Tempos atrás, relatei aqui nesse espaço de um jacaré, que não era um crocodilo, que apareceu e começou a viver na minha sala de estar. Despreocupado, ele ocupava os lugares onde antes formas humanas costumavam estar. Bebia, comia, passava despretensiosamente os canais da TV.
Certo dia, estávamos, eu e aquela forma animalesca em verde escuro, conversando sobre futebol. As opiniões dele eram um tanto curiosas. Por algum motivo, dava preferência de torcida a um time fluminense. Alguma coisa sobre o vermelho e preto atiçarem seus instintos mais inumanos. Eu não me importei. Continuamos assistindo ao jogo.
Ele ainda enchia o box do meu banheiro para dormir, e, desde a sua chegada, passamos a não receber mais visitas. Ele (ou ela) havia se tornado um jacaré depois de voltar do posto de saúde, durante uma campanha de imunização em massa há alguns meses. Por motivos que ninguém sabe explicar, alguém havia jogado uma maldição nas pessoas que resolvessem se medicar. Dizem que é briga de ego. Eu chamo de loucura.
Certo dia, algumas informações estranhas – mais do que as de costume – começaram a sair na mídia. Parece que algumas doses do projeto de imunização, que foi mal arquitetado e desesperadamente mal praticado, não estavam fazendo efeito por um motivo simples: estavam vencidas.
Uma graça, pensei. Já não bastava a recusa de resposta a 81 e-mails. É claro que enviariam vacinas vencidas para cá também. Ainda assim, procurei não dar muita atenção a mais uma informação que poderia deixar o dia do brasileiro que se preocupa com política, mais difícil do que já está.
Continuei a passar nosso café. Meu e do jacaré. Ele sentou a mesa meio desajeitado. Arrumou a xícara com a memória que tinha de quando era humano e se serviu.
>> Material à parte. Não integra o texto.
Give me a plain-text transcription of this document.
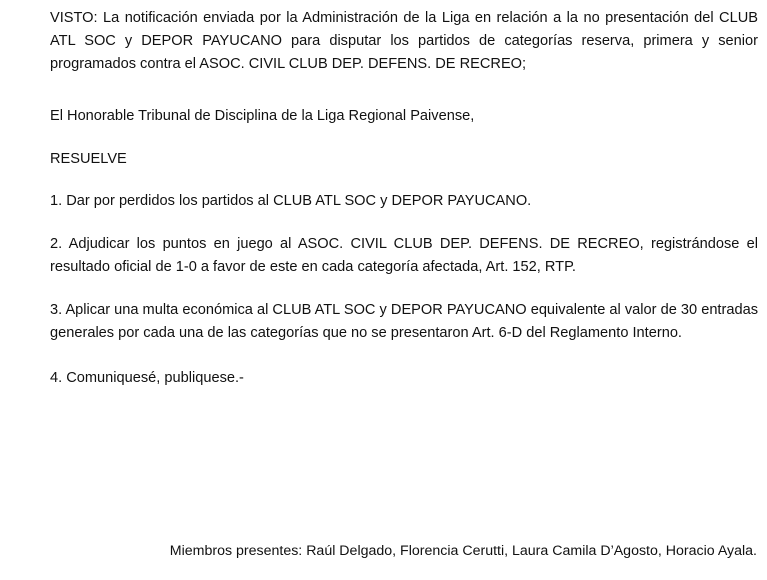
VISTO: La notificación enviada por la Administración de la Liga en relación a la no presentación del CLUB ATL SOC y DEPOR PAYUCANO para disputar los partidos de categorías reserva, primera y senior programados contra el ASOC. CIVIL CLUB DEP. DEFENS. DE RECREO;

El Honorable Tribunal de Disciplina de la Liga Regional Paivense,

RESUELVE

1. Dar por perdidos los partidos al CLUB ATL SOC y DEPOR PAYUCANO.

2. Adjudicar los puntos en juego al ASOC. CIVIL CLUB DEP. DEFENS. DE RECREO, registrándose el resultado oficial de 1-0 a favor de este en cada categoría afectada, Art. 152, RTP.

3. Aplicar una multa económica al CLUB ATL SOC y DEPOR PAYUCANO equivalente al valor de 30 entradas generales por cada una de las categorías que no se presentaron Art. 6-D del Reglamento Interno.

4. Comuniquesé, publiquese.-

Miembros presentes: Raúl Delgado, Florencia Cerutti, Laura Camila D’Agosto, Horacio Ayala.
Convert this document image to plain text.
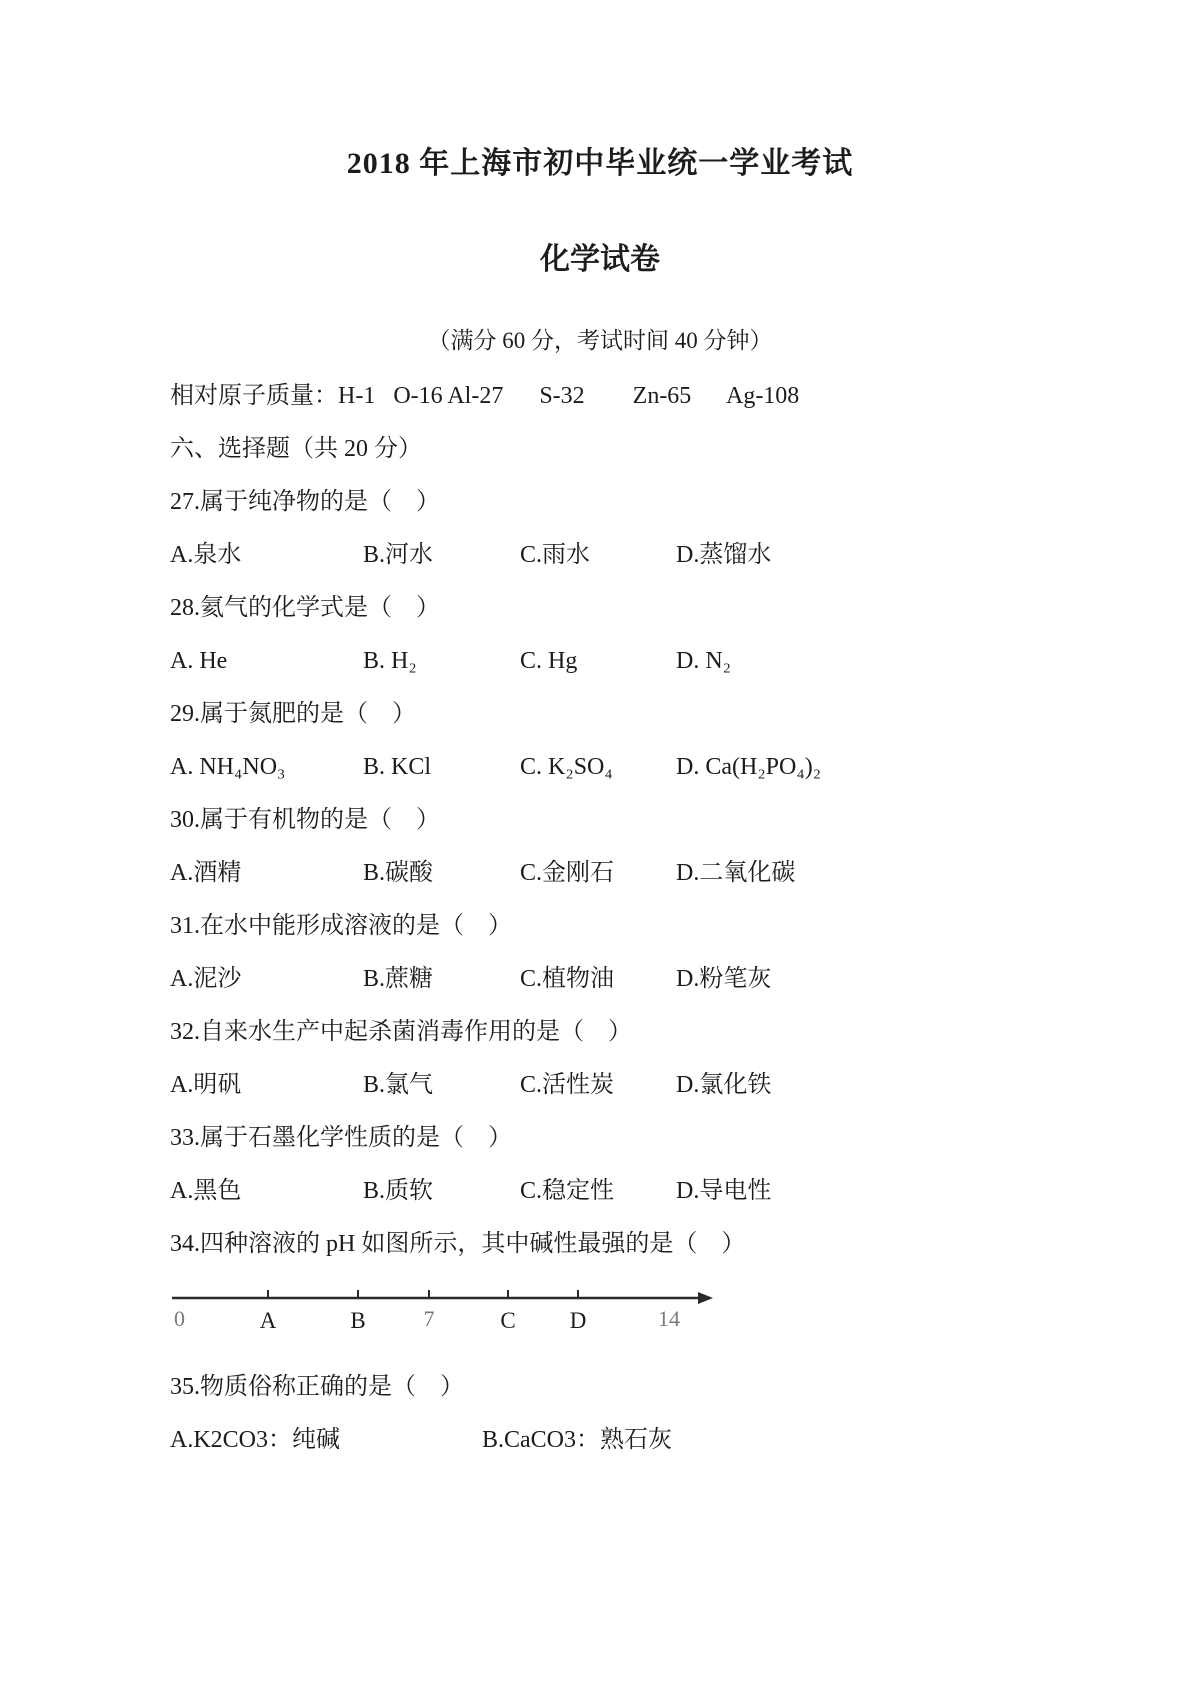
2018 年上海市初中毕业统一学业考试
化学试卷

（满分 60 分，考试时间 40 分钟）

相对原子质量：H-1   O-16 Al-27      S-32        Zn-65      Ag-108

六、选择题（共 20 分）

27.属于纯净物的是（　）

A.泉水	B.河水	C.雨水	D.蒸馏水

28.氦气的化学式是（　）

A. He	B. H₂	C. Hg	D. N₂

29.属于氮肥的是（　）

A. NH₄NO₃	B. KCl	C. K₂SO₄	D. Ca(H₂PO₄)₂

30.属于有机物的是（　）

A.酒精	B.碳酸	C.金刚石	D.二氧化碳

31.在水中能形成溶液的是（　）

A.泥沙	B.蔗糖	C.植物油	D.粉笔灰

32.自来水生产中起杀菌消毒作用的是（　）

A.明矾	B.氯气	C.活性炭	D.氯化铁

33.属于石墨化学性质的是（　）

A.黑色	B.质软	C.稳定性	D.导电性

34.四种溶液的 pH 如图所示，其中碱性最强的是（　）

0	A	B	7	C D	14

35.物质俗称正确的是（　）

A.K2CO3：纯碱	B.CaCO3：熟石灰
Depois do primeiro gole, algo estranho aconteceu àquelas escamas verdes. O tom rosado, típico de gente, voltou a tomar conta daquele semblante por hora triste. Quando me dei conta, estava novamente tomando café com um amigo, que, humano, logo tratou de se arrumar e voltar ao posto de saúde para repor o imunizante, pois o café cortara a validade da vacina assim que se descobriu vencido.
Como sabia que ele iria demorar lá, já deixei o box cheio para quando ele voltar. Além de umas sardinhas do lado do banheiro também. Afinal, ninguém é de ferro e nada como um lanchinho da meia-noite para melhorar o humor de qualquer jacaré.